Lets look at some results:

;; Valid arguments, returns a ValidationSuccess holding the validated candidate.
(create-config "host" 8888 :dev ["user1" "user2"])
;; => #active.clojure.validation/ValidationSuccess{:candidate
;;      #validation/Config{:host        "host"
;;                         :port        8888
;;                         :dev-mode?   true
;;                         :admin-users ["user1" "user"2]}}

Hopefully the most common case: All arguments are valid, therefore the whole validation succeeds and returns the validated candidate value, wrapped in a ValidationSuccess.

;; Every argument is invalid, returns a ValidationFailure with all ValidationErrors.
(create-config "" -1 :staging ["user1" ""])
;; => #active.clojure.validation/ValidationFailure{:errors
;;      [#active.clojure.validation/ValidationError{:candidate ""
;;                                                  :message   :active.clojure.validation/non-empty-string
;;                                                  :label     :host}
;;       #active.clojure.validation/ValidationError{:candidate -1
;;                                                  :message   :active.clojure.validation/pos-int
;;                                                  :label     :port}
;;       #active.clojure.validation/ValidationError{:candidate -1
;;                                                  :message   :validation/port
;;                                                  :label     :port}
;;       #active.clojure.validation/ValidationError{:candidate :staging
;;                                                  :message   [:active.clojure.validation/one-of #{:prod :test :dev}]
;;                                                  :label     :port}
;;       #active.clojure.validation/ValidationError{:candidate ""
;;                                                  :message   :active.clojure.validation/one-of #{:prod :test :dev}
;;                                                  :label     [:admin-users 1]}]}

The dire case in which each argument is invalid.
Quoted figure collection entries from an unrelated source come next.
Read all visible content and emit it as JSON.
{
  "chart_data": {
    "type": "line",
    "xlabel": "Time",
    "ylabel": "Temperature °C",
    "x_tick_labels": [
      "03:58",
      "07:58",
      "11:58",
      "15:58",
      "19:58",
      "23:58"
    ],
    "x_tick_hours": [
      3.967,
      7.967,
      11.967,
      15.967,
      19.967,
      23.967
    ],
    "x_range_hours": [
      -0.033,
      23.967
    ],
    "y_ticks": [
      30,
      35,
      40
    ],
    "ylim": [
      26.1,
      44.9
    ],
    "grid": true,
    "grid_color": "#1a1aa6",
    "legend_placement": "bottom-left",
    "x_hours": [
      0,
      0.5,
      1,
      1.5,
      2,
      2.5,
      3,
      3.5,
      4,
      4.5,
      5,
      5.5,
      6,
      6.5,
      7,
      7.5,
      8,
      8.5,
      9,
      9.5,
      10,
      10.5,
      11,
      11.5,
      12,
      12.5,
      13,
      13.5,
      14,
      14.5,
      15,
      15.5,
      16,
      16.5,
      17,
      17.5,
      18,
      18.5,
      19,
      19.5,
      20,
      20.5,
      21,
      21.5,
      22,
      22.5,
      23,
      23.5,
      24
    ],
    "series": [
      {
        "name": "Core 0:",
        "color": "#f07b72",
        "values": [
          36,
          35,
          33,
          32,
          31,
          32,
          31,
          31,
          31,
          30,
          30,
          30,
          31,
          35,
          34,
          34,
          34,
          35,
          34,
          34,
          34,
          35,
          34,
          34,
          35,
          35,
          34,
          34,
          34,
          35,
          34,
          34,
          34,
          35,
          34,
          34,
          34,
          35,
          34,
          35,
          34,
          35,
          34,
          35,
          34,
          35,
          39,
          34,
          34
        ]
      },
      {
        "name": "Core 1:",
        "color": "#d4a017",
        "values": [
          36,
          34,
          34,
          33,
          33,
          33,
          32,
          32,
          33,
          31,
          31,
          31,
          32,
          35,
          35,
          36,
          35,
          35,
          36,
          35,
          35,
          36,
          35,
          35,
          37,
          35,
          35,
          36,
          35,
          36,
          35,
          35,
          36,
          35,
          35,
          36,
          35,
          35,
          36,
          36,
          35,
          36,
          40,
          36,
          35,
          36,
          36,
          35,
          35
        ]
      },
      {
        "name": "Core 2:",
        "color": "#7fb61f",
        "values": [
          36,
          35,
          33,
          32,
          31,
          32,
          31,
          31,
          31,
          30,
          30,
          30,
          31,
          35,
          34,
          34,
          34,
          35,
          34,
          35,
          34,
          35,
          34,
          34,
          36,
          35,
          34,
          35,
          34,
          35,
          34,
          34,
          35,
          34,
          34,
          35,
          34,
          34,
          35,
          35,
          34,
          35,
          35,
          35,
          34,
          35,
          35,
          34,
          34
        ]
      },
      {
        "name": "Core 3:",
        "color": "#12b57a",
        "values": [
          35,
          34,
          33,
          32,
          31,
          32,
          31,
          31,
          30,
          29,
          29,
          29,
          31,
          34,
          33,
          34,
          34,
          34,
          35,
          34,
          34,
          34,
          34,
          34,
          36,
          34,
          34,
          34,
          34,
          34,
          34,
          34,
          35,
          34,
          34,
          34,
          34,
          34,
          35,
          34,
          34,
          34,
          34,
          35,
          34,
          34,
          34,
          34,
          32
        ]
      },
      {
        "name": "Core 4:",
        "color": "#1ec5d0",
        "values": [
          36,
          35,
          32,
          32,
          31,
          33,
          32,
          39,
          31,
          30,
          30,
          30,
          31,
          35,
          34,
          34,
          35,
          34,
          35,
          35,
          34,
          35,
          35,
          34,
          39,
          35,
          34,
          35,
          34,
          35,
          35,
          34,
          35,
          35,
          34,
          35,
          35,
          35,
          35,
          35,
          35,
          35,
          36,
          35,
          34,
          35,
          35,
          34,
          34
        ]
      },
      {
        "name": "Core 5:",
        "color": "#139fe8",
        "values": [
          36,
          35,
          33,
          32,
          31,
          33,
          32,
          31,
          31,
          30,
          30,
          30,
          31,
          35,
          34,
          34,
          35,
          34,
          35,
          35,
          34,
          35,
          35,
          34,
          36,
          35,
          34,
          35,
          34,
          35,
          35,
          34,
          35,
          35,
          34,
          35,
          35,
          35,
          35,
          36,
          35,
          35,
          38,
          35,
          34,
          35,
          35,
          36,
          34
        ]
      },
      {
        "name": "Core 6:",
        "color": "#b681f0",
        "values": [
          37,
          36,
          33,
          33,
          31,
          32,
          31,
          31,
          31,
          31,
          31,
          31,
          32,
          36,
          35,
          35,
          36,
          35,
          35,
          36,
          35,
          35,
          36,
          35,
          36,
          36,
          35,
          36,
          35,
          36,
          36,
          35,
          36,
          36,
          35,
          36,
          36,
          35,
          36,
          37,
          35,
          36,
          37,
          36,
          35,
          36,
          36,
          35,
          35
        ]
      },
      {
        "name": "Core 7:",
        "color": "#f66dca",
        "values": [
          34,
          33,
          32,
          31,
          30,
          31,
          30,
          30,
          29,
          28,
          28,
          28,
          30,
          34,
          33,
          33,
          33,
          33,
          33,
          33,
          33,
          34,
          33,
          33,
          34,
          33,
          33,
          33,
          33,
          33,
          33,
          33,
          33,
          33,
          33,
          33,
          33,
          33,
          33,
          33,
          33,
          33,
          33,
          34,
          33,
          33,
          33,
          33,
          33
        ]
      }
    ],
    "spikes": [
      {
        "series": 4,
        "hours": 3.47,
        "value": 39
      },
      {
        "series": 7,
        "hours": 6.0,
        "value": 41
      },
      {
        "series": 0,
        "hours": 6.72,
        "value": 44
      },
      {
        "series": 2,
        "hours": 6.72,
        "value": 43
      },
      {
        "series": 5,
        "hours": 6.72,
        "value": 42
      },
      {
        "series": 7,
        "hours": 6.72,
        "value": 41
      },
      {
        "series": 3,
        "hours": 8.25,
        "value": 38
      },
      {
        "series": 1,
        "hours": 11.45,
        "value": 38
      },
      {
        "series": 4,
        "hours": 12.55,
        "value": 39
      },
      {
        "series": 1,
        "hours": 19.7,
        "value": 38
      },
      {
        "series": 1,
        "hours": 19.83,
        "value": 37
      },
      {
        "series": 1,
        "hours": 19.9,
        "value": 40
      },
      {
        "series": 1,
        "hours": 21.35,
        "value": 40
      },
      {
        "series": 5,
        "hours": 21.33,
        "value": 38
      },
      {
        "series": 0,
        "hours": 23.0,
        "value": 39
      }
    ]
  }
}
Note that the result is a ValidationFailure that contains a sequence of ValidationErrors. Each error tells us which candidate was causing the error (:candidate), which validation was violated (:message) and gives us a :label to refer back to the cause of the error. Also note that the -1 shows up twice. This is to be expected, because it violates both validations of our validate-all clause.

;; Only some arguments are invalid
(create-config "" 65537 :dev ["user1" ""])
;; => #active.clojure.validation/ValidationFailure{:errors
;;      [#active.clojure.validation/ValidationError{:candidate ""
;;                                                  :message   :active.clojure.validation/non-empty-string
;;                                                  :label     :host}
;;       #active.clojure.validation/ValidationError{:candidate 65537
;;                                                  :message   :validation/port
;;                                                  :label     :port}
;;       #active.clojure.validation/ValidationError{:candidate ""
;;                                                  :message   :active.clojure.validation/one-of #{:prod :test :dev}
;;                                                  :label     [:admin-users 1]}]}

This case shows the result of only some validations failing. Take note of the :port validation again. This time it is only one error. This is because it satisfies the validate-pos-int validation but not our custom validation specifying the legal port range.

Development

Testing

The Clojure tests can be executed via

lein test

For auto-testing the ClojureScript code, we use figwheel-main. In a terminal, do

lein fig

which starts a CLJS REPL. Opening

http://localhost:9500/figwheel-extra-main/auto-testing

in a browser window will then run the tests and display the results. After every code change, it will automatically reload and re-run the tests, notifying you via the browser of the result.

License

Copyright © 2014-2023 Active Group GmbH

Distributed under the Eclipse Public License either version 1.0 or (at your option) any later version.